Sydes MR., Altman DG., Babiker AB., Parmar MK., Spiegelhalter DJ.
BACKGROUND: We describe a review of published main reports of randomized controlled trials (RCTs), in order to measure the frequency of reported use of data monitoring committees (DMCs) and factors associated with reported DMC use. METHODS: Twenty-four higher impact general and specialist medical journals were handsearched for main reports of RCTs in order to provide a cross-sectional sample of trials published in the year 2000. Additionally, the same general medical journals were handsearched for 1990 to allow a comparison across time. RESULTS: Of 662 RCTs published in 2000, 120 (18%) explicitly reported using a DMC, while 107 (16%) reported planned interim analyses. Overall, about a quarter (24%) reported at least one of these. A higher proportion of trials reported using a DMC in 2000 than 1 990 (70/282, 25% versus 21/204, 10%) in the general medical journals.
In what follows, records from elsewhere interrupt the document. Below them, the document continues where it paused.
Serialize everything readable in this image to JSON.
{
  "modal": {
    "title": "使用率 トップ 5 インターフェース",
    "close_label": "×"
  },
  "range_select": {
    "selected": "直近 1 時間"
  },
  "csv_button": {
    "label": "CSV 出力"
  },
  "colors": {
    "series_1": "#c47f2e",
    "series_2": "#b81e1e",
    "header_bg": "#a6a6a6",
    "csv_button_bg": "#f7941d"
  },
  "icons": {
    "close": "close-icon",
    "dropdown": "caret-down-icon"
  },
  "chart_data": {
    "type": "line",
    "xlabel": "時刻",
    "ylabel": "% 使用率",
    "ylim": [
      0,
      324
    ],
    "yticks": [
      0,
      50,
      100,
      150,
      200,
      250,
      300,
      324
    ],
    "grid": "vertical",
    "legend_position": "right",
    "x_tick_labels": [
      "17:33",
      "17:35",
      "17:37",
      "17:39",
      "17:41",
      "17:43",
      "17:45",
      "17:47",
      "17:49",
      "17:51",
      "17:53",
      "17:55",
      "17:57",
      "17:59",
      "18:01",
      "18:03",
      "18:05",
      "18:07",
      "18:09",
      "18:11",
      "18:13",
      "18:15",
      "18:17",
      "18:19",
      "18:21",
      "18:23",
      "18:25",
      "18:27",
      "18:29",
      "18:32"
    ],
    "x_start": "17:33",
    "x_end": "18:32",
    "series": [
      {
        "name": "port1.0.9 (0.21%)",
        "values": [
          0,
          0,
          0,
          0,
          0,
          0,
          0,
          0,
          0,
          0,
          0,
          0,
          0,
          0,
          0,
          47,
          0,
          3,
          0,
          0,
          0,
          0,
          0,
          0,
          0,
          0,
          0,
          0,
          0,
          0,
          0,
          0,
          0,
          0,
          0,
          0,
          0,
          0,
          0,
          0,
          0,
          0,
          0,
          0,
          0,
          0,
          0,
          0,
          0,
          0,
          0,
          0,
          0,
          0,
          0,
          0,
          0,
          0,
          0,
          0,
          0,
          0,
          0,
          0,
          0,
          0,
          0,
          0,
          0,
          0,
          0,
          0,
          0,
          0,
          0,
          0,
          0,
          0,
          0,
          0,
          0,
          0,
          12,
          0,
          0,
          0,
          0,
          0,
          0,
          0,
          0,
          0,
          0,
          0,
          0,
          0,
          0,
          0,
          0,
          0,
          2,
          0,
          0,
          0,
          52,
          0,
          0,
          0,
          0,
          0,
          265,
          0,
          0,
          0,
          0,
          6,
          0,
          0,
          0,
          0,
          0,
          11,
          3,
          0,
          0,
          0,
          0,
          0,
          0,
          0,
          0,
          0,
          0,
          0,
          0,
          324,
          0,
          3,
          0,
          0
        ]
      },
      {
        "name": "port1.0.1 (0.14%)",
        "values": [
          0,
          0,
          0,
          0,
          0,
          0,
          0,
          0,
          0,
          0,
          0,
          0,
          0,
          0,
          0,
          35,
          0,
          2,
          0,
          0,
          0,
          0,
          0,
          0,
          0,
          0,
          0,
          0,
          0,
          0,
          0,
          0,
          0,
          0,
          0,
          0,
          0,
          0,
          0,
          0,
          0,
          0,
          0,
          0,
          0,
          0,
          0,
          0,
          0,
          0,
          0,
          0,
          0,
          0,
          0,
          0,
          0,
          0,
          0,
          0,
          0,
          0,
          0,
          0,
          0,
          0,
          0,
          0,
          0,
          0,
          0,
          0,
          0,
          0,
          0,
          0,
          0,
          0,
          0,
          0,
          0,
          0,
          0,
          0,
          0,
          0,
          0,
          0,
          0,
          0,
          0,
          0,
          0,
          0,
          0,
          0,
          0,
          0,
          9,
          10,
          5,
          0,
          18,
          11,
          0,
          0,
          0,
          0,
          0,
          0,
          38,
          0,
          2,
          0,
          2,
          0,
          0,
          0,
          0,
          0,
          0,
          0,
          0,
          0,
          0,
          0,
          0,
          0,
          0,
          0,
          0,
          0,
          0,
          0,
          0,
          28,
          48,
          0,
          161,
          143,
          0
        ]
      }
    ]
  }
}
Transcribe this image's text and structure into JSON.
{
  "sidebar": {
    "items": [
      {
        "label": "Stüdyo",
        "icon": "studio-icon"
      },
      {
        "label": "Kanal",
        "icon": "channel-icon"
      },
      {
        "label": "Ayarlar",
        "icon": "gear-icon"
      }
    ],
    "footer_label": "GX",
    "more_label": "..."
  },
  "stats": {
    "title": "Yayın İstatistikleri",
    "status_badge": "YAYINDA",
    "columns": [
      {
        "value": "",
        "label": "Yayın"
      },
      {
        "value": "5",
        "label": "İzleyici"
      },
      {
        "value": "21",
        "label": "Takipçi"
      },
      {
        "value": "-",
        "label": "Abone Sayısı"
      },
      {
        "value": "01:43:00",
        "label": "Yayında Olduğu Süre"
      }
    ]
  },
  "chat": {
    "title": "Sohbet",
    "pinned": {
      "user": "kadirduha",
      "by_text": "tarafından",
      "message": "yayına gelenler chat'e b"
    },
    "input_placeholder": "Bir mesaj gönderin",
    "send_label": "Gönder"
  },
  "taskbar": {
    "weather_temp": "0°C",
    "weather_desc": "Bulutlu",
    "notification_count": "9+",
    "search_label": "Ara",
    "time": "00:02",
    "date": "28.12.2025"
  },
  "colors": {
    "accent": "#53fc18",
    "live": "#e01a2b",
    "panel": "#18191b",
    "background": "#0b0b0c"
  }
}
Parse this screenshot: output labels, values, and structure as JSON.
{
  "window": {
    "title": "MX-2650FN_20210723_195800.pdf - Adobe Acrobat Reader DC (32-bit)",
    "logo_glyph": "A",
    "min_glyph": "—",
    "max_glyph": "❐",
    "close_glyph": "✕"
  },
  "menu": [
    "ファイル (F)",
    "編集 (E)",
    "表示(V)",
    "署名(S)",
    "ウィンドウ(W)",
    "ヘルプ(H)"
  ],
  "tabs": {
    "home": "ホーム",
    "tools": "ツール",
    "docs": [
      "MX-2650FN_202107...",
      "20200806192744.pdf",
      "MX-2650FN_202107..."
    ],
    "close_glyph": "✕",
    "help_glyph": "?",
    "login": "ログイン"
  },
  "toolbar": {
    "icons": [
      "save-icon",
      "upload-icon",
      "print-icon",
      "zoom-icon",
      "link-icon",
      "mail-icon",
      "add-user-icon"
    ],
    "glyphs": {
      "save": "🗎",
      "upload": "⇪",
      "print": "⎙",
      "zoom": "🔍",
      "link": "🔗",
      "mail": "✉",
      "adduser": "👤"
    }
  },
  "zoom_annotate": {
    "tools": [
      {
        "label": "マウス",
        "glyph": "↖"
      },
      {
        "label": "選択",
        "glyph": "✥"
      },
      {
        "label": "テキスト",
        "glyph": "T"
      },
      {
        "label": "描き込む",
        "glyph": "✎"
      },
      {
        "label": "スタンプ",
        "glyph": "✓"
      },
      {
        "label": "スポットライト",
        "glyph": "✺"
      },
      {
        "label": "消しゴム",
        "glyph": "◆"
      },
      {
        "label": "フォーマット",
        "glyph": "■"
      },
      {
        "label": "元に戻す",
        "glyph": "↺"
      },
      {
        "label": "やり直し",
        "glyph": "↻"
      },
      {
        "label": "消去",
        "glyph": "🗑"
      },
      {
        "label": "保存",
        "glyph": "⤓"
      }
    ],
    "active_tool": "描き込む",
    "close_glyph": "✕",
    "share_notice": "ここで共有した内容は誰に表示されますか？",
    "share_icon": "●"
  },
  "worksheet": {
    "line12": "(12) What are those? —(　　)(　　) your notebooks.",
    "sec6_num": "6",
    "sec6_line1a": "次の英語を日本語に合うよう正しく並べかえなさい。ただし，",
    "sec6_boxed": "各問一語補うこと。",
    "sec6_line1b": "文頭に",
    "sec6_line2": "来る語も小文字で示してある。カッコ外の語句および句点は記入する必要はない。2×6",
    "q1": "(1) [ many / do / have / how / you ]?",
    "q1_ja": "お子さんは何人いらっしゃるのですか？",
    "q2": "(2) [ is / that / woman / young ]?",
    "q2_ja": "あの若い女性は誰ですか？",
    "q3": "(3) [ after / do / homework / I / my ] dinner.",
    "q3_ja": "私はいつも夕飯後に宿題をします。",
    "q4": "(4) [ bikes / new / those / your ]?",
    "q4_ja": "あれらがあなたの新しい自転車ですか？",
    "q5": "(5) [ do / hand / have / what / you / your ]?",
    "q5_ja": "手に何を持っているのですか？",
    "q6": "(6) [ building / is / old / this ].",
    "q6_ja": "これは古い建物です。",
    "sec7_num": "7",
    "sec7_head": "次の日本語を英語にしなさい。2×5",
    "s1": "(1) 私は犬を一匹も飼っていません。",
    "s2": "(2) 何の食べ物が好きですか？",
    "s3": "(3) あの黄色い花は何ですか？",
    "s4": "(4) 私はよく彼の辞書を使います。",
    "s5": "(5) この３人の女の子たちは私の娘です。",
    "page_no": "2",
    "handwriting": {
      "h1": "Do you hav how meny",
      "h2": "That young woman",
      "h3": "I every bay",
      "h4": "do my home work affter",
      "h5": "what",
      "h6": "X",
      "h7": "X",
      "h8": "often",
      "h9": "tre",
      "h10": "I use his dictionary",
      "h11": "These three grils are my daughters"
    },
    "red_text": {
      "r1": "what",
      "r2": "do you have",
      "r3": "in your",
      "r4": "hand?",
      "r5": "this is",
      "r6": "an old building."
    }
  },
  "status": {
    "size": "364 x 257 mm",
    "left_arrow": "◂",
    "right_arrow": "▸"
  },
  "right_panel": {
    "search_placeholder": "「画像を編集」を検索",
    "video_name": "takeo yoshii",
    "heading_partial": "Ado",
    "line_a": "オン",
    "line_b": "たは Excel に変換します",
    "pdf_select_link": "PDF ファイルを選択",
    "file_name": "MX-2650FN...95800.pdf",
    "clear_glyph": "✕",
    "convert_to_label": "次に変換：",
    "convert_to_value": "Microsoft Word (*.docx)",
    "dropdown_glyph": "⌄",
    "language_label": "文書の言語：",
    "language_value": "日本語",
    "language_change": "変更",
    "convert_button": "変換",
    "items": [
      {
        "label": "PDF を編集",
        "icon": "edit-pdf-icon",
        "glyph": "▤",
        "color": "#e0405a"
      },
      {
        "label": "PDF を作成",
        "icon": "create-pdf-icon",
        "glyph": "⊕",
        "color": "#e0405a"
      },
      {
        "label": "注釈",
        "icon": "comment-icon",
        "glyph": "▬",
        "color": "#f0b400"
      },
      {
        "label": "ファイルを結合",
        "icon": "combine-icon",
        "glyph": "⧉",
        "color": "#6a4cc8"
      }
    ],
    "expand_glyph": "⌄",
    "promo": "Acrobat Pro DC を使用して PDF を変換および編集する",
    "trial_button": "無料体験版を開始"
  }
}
Logistic regression models suggested the more important variables associated with increased reported DMC use were: later year of publication, publication in general medical journal, survival-based endpoint, multicentre trial, increasing number of patients recruited, at least one arm involving a placebo, at least one arm involving a drug, factorial design and USA involvement in the trial. CONCLUSIONS: In 2000, about a quarter of main RCT reports mention use of a DMC. Actual use of DMCs is likely to be somewhat greater. Reporting use of a DMC was more likely for larger and longer trials among other factors. We believe the factors affecting reported use affect actual use. It is recommended that when a DMC oversees a trial, brief details should be explicitly included in the main trial paper. Standard nomenclature for DMCs is recommended.